Elbette Hindistanda demiryolu en önemli taşıma aracı ama binmek pek akıl karı değil. Sokaklar taksiden geçilmiyor. Bombayda taksiler 2 çeşit: Kibrit kutusu büyüklüğünde sarı-siyah eski olanlar ve mavi-beyaz yeni ve havalandırmalı olanlar.Havalandırmalılar elbette daha pahalı.Türkiyedeki araba kullanımına laf eden yabancıların Hindistanı bir ziyaret etmesini tavsiye ediyorum.Bizdekinin elbette pek matah olmadığını biliyoruz ama inanın ki Hintliler farklı bir boyutta araba kullanıyor.Dünyada hangi ülkede arabaların arkasında " Horn Please / Korna Çalın Lütfen " diye bir uyarı olur.Düşünün artık....Sokaklar ülkenin durumunu anlatıyor aslında.Özellikle büyük meydanlar, kaldırımlar ve köşeler sokakta yaşayanlar tarafından kapılmış durumda. . Hani neredeyse boş alan yok. Gecekonduların saray sayılabileceği sefalette ve küçüklükte olan yaşam yerleri var.Bunlara ev demek çok kaçabilir.Kutu boyutunda.
Bu arada en ustteki resim kaldigimiz otelin bir arka caddesinde cekildi
Elbette Hindistanda Hint yemeği yedik. Prince of Walles Müzesi yakınında Khyber restaurantda yediğim yemekleri hiç bir yerde yemedim.Mükemmel diyebileceğim yemeklerdi.Bu denli dooğru ve dozunda baharat kullanımı inanılmaz bir tat yaratmış. Alkolsüz Mohito yemek ile inanılmaz iyi ve dijestif oluyor. Süt içerisnde sunulan cottage cheese, havuç ezmesi ve helvalı dondurma tatlı isteğimizi fazlasıyla mükemmel karşıladı. Otelde yediğimiz Hint yemekleride gerçekten mükemmele yakındı ama benim için Khyber acik ara üstün.
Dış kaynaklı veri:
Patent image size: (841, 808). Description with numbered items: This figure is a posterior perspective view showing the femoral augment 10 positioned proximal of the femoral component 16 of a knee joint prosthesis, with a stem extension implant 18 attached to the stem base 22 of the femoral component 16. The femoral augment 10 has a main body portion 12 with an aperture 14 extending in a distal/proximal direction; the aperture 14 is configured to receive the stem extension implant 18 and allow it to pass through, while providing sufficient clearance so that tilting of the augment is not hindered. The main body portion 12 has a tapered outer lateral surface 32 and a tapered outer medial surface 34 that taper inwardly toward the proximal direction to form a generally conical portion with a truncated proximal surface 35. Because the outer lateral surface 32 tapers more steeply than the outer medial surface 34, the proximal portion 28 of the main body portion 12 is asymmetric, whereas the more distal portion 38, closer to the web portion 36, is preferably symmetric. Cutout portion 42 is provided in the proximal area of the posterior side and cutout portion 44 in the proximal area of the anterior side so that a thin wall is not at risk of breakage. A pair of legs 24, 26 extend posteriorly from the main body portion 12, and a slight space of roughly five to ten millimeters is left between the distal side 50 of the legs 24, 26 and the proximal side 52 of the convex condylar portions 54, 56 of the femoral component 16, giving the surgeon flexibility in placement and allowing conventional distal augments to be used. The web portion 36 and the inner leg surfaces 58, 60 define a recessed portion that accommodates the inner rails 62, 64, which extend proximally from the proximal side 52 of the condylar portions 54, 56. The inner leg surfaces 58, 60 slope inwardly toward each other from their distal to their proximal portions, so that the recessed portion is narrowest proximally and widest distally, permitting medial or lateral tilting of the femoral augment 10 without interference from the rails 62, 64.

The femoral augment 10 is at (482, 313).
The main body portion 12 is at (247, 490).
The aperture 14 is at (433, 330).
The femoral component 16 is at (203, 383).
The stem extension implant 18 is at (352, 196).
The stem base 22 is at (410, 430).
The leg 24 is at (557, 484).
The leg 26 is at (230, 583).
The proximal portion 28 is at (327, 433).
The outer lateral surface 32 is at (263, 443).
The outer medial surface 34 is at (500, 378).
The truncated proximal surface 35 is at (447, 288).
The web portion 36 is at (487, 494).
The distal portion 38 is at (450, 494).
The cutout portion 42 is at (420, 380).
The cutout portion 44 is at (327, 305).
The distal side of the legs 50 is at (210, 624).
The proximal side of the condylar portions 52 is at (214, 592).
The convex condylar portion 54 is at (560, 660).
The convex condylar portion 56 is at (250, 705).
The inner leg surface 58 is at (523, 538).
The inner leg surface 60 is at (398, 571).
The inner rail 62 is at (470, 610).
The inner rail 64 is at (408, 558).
Hindistanda gece hayati  bazi dogu kulturunde oldugu gibi otellerde geciyor.Gerek Cuma gerek Cumartesi gecesi bizim otel genc-yasli Hintliden gecilmiyordu. 
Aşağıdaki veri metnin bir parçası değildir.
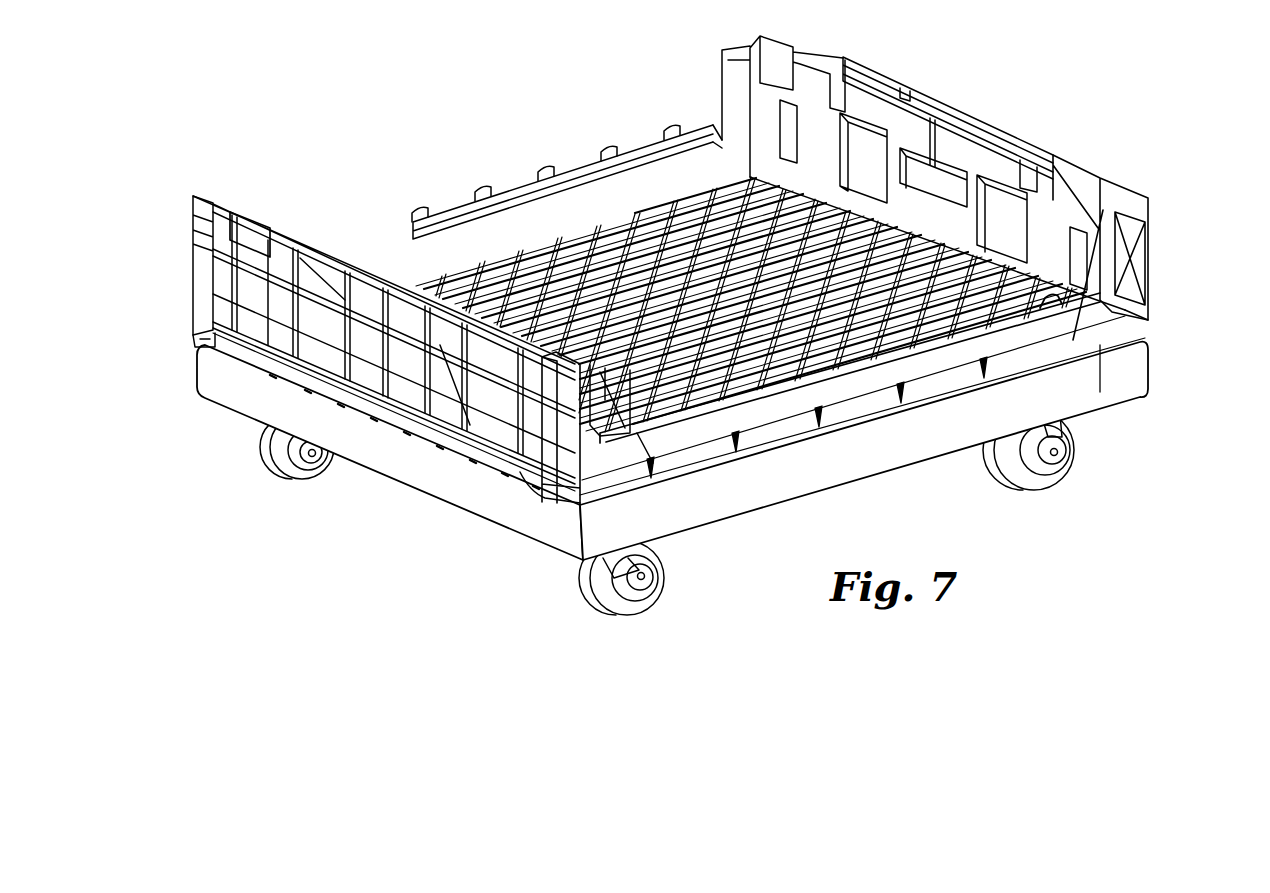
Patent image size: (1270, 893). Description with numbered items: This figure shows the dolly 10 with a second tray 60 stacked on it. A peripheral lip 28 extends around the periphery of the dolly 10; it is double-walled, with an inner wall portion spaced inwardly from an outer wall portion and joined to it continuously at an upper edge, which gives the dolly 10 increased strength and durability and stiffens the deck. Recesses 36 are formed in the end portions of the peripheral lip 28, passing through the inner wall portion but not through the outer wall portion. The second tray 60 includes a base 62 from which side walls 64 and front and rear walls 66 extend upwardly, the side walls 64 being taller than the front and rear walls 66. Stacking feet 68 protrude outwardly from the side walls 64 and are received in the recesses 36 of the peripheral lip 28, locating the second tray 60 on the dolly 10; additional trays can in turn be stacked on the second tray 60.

The dolly 10 is at (1180, 358).
The peripheral lip 28 is at (363, 437).
The recesses 36 is at (195, 350).
The second tray 60 is at (1150, 231).
The base 62 is at (567, 263).
The side walls 64 is at (292, 222).
The front and rear walls 66 is at (397, 217).
The stacking feet 68 is at (243, 345).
Yine bizim otele yakın The Table Bar ve Indigo Restaurant da Bombayda gidelebilecek olan adreslerden. Alisveris icin pek bir yer yok zannederken Soforumuz bizi Bombayda yeni açılan bir alisveris merkezine goturdu. Palladium Alışveriş Merkezi 4 katlı ve dünyanın sayılı markalarını barındırıyor.Insan gercekten karsi kaldirimdaki sefaleti gorunce bu tip bir atmosferi cok garipsiyor.

Fazla vaktimiz olmadigi icin yine Şöförümüze bizi şehir içerisinde bir tapınağa götürmesini rica ettik. İstanbul'da Tahtakalenin yanında Bond Street olarak kaldığı bir caddede bana göre pislik içerisinde avlulu bir tapınağa gittik. Girişte alnıma kırmızı kına boyasından süren adamın 2 adım ötesinde besili inekler bana melun melun bakarlarken tapınağa ben kalabalıklık ve işin doğrusu birazda iğrendiğimden giremedim.

Daha öncede söylediğim gibi karşıtlıkların adresi olan Hindistan.1.2 milyarlık bir ülke olunca bana göre yönetilmesi mümkün değil.Ülke birtakım dinamikler üzerinde kendince yürüyor ve yine kendi kendini yönetiyor gibi geldi bana. Zamanında Süleyman Demirel'e atfedilen " Türkiye yönetilmez idare edilir " sözü başka bir anlamda Hindistan için cuk diye oturuyor diye dusundum. Türkiye'de Hindistan genel anlamda çok detaylı olarak bilinen bir adres değil ancak Katarda fazlasi ile Hint nufus var.Ben ise 3 gün gidip konu ile ilgili ahkam yürütenlerden olacak değilim ama ülke bir anlamda sizi etkiliyor ve içerisine alıyor bu kesin ancak pislik mi yoksa mistik mi çok anlamadım.